The House of Eve (71)
“Bitch,” Bubbles mumbled, but even she was too tired to do much more than dab at the soppy mess. “That’s Gertrude. She’s a lifer.”
“What’s a lifer?”
“She went over already, surrendered her baby, and now she is here paying off her debt by working in the laundry. We’re all required to do payback work. Some stay longer than others.”
“I didn’t know that.”
“There is a lot they don’t tell you before confining you to the Gingerbread House.”
I looked at her confused.
“It’s what we call this place. Sounds sweeter than the House of Magdalene for Unwed Whores, don’t it?”
* * *
On Sunday morning we met in the parlor for church, and after an hour sermon, we had time to ourselves. I spent mine painting Shimmy’s hands reaching out for me. I missed him, and I missed Aunt Marie. I desperately wanted to be back home with her.
During daybreak devotion on Monday morning, a young nun arrived carrying a satchel. She wore a black jumper with a white collared shirt and a light veil that swung around her back. I heard a few greet her as Little Sister Bethany. She did not live in the Gingerbread House with us, but Bubbles told me that she was our teacher Monday through Friday. After a breakfast of clumpy oatmeal, we filed into the classroom, where she stood in front of the blackboard.
“Welcome, Ruby.” She introduced herself, then held out her hand to shake mine. “We have a rotating schedule. Today is sewing. Do you have any experience?”
“Just a little,” I offered. Nene used to take in sewing to make ends meet before she went blind, and she had taught me how to thread a needle and darn socks.
Small sewing kits were passed around with wicker baskets containing different textures of fabrics. Little Sister Bethany demonstrated a simple hem and then walked around the room inspecting our stitching as we tried mimicking her work. When class was dismissed, we were given watery chicken noodle soup for lunch. Each afternoon we were permitted two hours to work on our school assignments. Little Sister Bethany walked around the house checking to see if anyone needed help. The girls who weren’t in school took that time to read or practice knitting or sewing. Once we finished, we did our house job; Mother Margaret assigned me the job of sorting and distributing the mail. When I looked around confused, a porcelain girl slid up to me.
“I’ll show you how it’s done. That used to be my job before I got transferred to tallying the spices and condiments in the kitchen.”
“By spices you must mean cardboard and containers because that is the blandest food I’ve ever tasted in my life,” I chuckled.
She introduced herself as Clara, and I recognized her as the freckled girl from the kitchen who smiled at me while peeling the potatoes when I’d arrived on Friday.
Clara had stringy brown hair and was rail thin. Her belly was grossly out of place on her tiny frame. It looked like she had shoved a beach ball under her blouse.
“We collect letters on Mondays. Then we put them in a box and mail them to an address in Raleigh, North Carolina. From there, the letters are transferred into new envelopes and postmarked.”
“Why so many steps?”
She whispered, “Everything is done here in secrecy. They go to great lengths to protect our identity so that no one knows the sins we have committed.” Her lips trembled before she pulled them into a smile. “You got it?”
“Yes.”
She handed me a small brown box. “Here are the letters that just came in for distribution. Once you give them out, you can put the new letters you collect from the girls back in the same box.”

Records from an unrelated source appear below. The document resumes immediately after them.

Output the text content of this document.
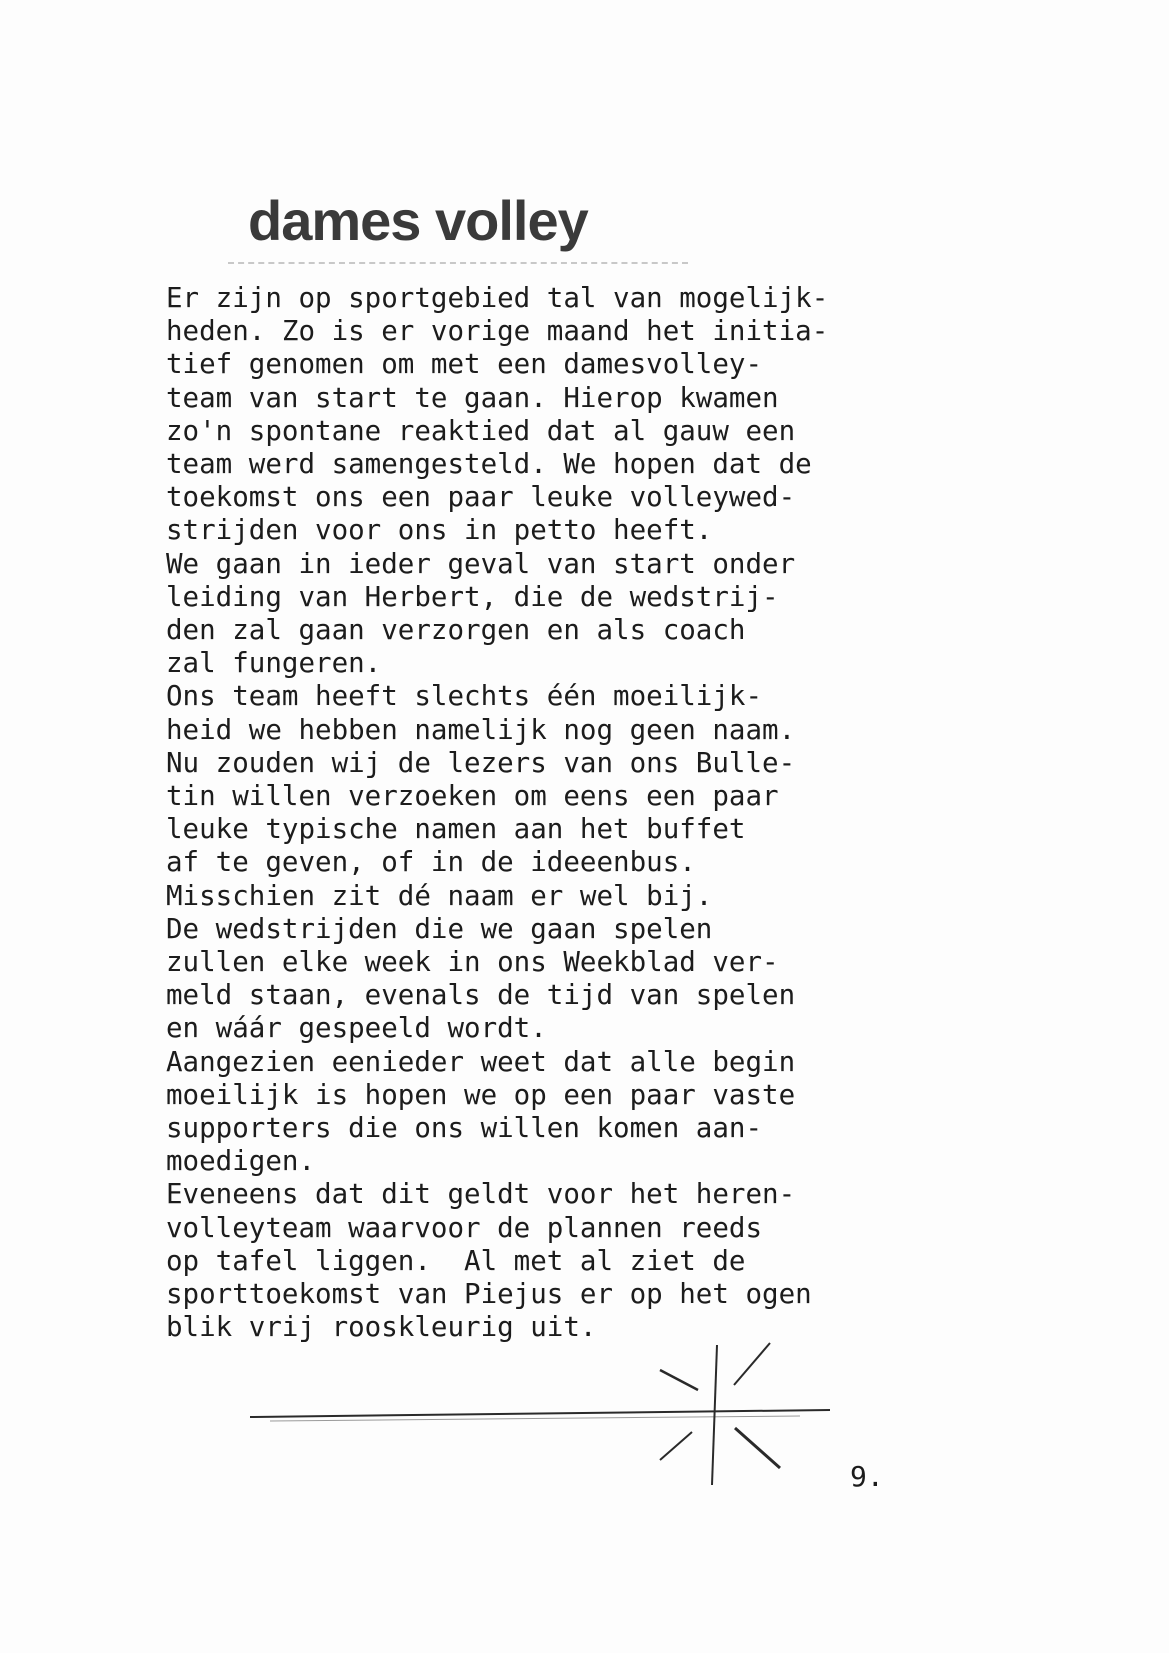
dames volley
Er zijn op sportgebied tal van mogelijk-
heden. Zo is er vorige maand het initia-
tief genomen om met een damesvolley-
team van start te gaan. Hierop kwamen
zo'n spontane reaktied dat al gauw een
team werd samengesteld. We hopen dat de
toekomst ons een paar leuke volleywed-
strijden voor ons in petto heeft.
We gaan in ieder geval van start onder
leiding van Herbert, die de wedstrij-
den zal gaan verzorgen en als coach
zal fungeren.
Ons team heeft slechts één moeilijk-
heid we hebben namelijk nog geen naam.
Nu zouden wij de lezers van ons Bulle-
tin willen verzoeken om eens een paar
leuke typische namen aan het buffet
af te geven, of in de ideeenbus.
Misschien zit dé naam er wel bij.
De wedstrijden die we gaan spelen
zullen elke week in ons Weekblad ver-
meld staan, evenals de tijd van spelen
en wáár gespeeld wordt.
Aangezien eenieder weet dat alle begin
moeilijk is hopen we op een paar vaste
supporters die ons willen komen aan-
moedigen.
Eveneens dat dit geldt voor het heren-
volleyteam waarvoor de plannen reeds
op tafel liggen.  Al met al ziet de
sporttoekomst van Piejus er op het ogen
blik vrij rooskleurig uit.
9.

There were ten letters. Each envelope was addressed in the same script, with a first name and the first initial of the last name of the recipient. As I stood in front of the living room reading off the names, each girl who retrieved a letter smiled and cheered like she had won a sweepstakes. After I called out the last name and closed the box, Loretta rushed up and grabbed my arm.
“There’s nothing for me?”
I turned the box upside down to be sure, but it was empty. Tears gathered in her eyes and she ran off.
A few minutes later, done with my sorting duties, I went to see about Loretta. I found her laying on her bed reading the same crumpled paper she had been reading since I arrived.
“What’s the matter?”
“My boyfriend. He promised to write, and it’s been weeks.”
“Maybe he got busy.”
“Busy with Cissy Fontaine.”
My cot creaked beneath me and I took off my shoes, folding my legs underneath me.
“She’s been wanting Rucker since he and I started dating. Now that I’m in here, she can sink her claws into him.” She tucked away a few strands of hair that had come loose from her bun. “Crazy thing is we only went all the way one time. One silly time and now I’m stuck dealing with this.” She pointed to the pop of her belly. “He said we would get married.”
“Why didn’t you?”
“My mother said we didn’t know his people and that they weren’t our kind.”
I nodded for Loretta to keep going. She sighed and then told me that her father was a dentist and her mother a social studies teacher. She grew up in a nice middle-class home, went to school and participated in social clubs with other nice girls who didn’t do bad things.